Omnibus Law adalah merupakan metode atau konsep pembuatan regulasi yang menggabungkan beberapa aturan yang subtansi, menjadi satu peraturan dalam satu payung hukum.
Sesuai Draft Rancangan Undang-Undang Omnibus Law Cipta Kerja oleh pihak Pemerintah kepada Pimpinan DPR RI tertanggal 12 Februari 2020, menuai banyak kritikan dan kecaman dari berbagai pihak. Diantaranya, dari kalangan Organisasi Kepemudaan (OKP), dominasi kritikan Mahasiswa itu, karena banyaknya pasal-pasal bermasalah, dan dianggap berpotensi merusak tatanan hukum berbangsa dan ber-Negera di Bumi Pertiwi (Indonesia, red)
Berangkat dari itu, maka respon untuk pertumbuhan perekonomian Indonesia yang stagnan membuat Pemerintah ingin menggenjot Investasi dengan membuat Undang-Undang sapu jagat yang mempermudah investasi asing masuk ke Indonesia.
Gejolak penolakan mucul dimana-mana, lantaran keinginan Pemerintah Pusat, dinilai ingin mengorbankan banyak aspek lapisan masyarakat hanya untuk kepentingan para pengusaha asing yang berinvetasi di Indonesia.
Ironisnya, ini terkesan tersembunyi sebab tidak melibatkan para stakeholder dan hanya sedikit saja yang tahu. Bahkan tidak transparannya proses pembuatan RUU Cipta Kerja ini (Omnibus Law), setelah Pemerintah pusat menyampaikan bahwa ada sebanyak 82 Undang-Undang yang berdampak penyederhanaan Perizinan Tanah, Persyaratan Investasi, Ketenagakerjaan, Kemudahan dan Perlindungan Investasi Lokal. Semua ini, maka pihak asing akan jauh lebih mudah masuk di Indonsia. Diantaranya, seperti kemudahan dalam membuka usaha, dukungan riset dan inovasi, administrasi pemerintahan, pengenaan sanksi, pengendalian lahan, kemudahan proyek pemerintah pusat dalam kawasan ekonomi khusus.

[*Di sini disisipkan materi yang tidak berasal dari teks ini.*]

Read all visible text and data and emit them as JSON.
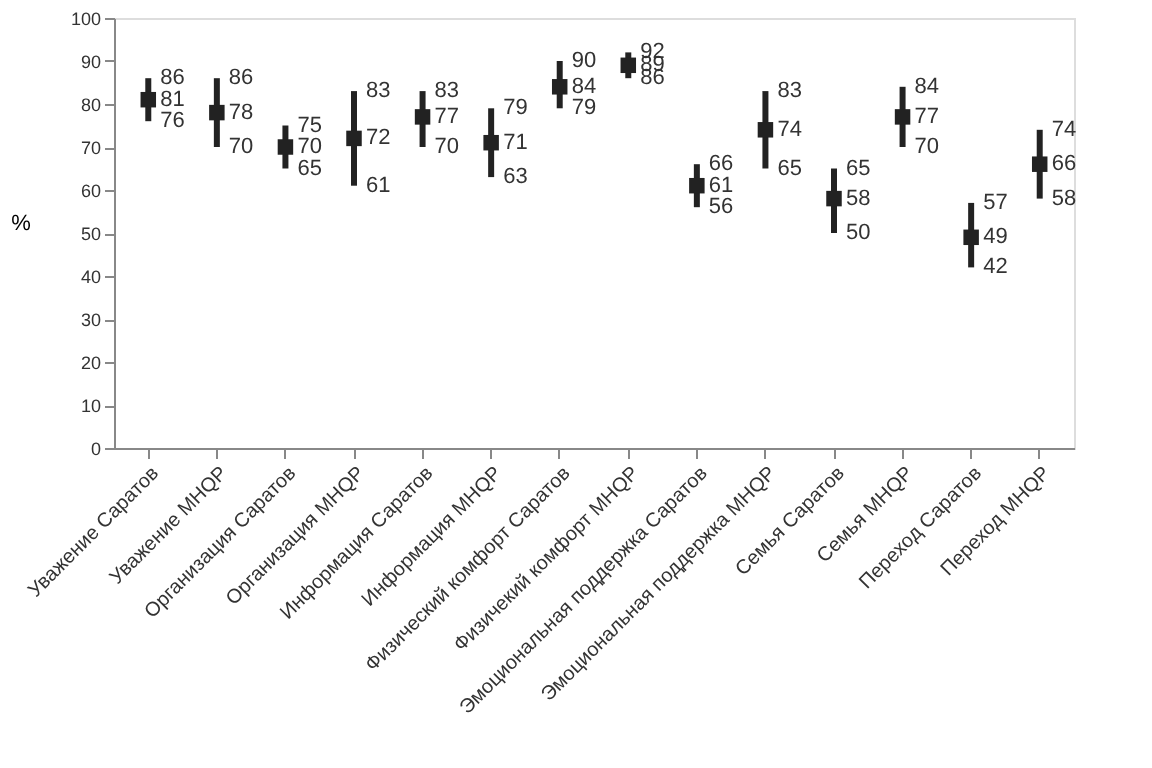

Selain itu, Presiden Asosiasi Pekerja RI, Mira Sumirat, ketika mengisi materi Dialog Publik Kesatuan Aksi Mahasiswa Muslim Indonesia ( KAMMI ) Pusat beberapa hari yang lalu, menyampaikan, bahwa KAMMI adalah amanat penderitaan rakyat untuk itu harus terus mengawal Reformasi karena rezim ini seperti Penjajah yang telah memperkerjakan pekerja dengan kerja paksa, tanpa menyerap norma-norma di dalam pembukaan Dasar dan UUD NKRI Tahun 1945. Dikutip dari Dialog Publik “KAMMI PUSAT” Omnibus Law Menuju Otoritarisme Baru, pada Selasa (25/2/2020).

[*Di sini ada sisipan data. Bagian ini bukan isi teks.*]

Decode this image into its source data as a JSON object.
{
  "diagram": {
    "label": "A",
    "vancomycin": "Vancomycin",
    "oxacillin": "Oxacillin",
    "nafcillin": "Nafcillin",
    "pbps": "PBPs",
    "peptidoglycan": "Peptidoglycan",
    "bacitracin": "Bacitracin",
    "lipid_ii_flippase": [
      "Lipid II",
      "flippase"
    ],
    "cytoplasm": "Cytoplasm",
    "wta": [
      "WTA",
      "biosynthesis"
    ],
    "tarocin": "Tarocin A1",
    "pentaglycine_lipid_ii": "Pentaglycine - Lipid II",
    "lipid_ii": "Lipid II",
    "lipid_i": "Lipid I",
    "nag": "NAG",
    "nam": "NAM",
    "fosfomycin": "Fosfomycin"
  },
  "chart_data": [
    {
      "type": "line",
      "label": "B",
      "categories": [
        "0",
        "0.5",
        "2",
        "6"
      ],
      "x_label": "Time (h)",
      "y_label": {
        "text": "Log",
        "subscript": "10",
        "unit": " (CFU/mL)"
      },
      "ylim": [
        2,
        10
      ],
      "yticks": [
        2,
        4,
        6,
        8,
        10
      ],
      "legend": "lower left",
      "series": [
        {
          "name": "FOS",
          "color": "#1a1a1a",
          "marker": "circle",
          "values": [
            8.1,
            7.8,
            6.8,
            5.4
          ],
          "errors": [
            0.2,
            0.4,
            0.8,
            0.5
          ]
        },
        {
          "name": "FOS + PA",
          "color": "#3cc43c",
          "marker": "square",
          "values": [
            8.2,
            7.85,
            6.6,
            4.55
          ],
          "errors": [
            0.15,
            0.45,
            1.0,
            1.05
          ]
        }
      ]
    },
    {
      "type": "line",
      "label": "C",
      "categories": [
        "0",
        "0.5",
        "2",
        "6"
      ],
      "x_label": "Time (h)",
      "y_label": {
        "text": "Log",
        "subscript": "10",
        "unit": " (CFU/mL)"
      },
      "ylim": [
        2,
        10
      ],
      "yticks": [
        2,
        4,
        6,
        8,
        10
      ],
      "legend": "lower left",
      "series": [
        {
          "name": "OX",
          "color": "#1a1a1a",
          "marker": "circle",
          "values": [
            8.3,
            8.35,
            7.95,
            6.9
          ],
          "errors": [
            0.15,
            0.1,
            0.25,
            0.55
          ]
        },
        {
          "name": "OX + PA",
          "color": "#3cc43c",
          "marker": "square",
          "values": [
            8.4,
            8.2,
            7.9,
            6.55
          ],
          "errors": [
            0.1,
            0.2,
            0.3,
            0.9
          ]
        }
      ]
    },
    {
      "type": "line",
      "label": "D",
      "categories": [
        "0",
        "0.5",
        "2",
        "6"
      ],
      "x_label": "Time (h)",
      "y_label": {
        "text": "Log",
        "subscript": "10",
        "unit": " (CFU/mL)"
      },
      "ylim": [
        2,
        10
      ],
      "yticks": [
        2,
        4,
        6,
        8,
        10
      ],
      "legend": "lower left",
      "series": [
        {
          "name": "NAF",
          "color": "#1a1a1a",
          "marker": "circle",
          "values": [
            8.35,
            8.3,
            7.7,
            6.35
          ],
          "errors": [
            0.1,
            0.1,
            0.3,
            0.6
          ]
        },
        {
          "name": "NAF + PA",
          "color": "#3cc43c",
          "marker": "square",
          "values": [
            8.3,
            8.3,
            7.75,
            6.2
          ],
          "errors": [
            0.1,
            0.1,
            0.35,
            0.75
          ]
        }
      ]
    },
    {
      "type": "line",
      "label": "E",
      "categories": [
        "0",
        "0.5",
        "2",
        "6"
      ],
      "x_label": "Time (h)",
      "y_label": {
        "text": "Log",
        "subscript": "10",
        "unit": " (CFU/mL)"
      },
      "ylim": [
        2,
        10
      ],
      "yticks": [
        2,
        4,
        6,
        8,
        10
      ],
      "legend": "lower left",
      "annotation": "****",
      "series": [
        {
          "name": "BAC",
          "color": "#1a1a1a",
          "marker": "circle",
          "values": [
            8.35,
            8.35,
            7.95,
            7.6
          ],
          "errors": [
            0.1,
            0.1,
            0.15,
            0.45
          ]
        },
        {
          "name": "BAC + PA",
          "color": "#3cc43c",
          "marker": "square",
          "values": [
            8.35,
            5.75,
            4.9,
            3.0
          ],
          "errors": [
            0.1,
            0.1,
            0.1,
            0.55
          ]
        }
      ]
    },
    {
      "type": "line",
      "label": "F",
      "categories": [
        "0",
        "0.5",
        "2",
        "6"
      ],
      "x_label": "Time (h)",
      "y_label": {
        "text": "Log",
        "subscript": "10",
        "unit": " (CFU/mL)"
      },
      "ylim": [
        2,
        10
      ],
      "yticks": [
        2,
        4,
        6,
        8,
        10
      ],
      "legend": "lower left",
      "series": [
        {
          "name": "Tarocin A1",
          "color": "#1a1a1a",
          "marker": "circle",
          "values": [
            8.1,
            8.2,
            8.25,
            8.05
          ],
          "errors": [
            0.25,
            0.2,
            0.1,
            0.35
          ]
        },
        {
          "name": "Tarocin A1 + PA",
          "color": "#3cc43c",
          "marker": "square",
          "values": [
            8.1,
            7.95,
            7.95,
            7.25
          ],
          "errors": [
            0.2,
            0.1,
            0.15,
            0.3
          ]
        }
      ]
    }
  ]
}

Untuk itu, betapa pentingnya pengawasan RUU Omnibus Law Cipta Kerja ini, karena ini adalah bentuk penghiataan kepada jalannya tatan sistem demokrasi yang ada di Indonesia terlebih lagi pada semangat cita-cita kemerdakaan dalam mensejahterakan masyarakat Indonesia.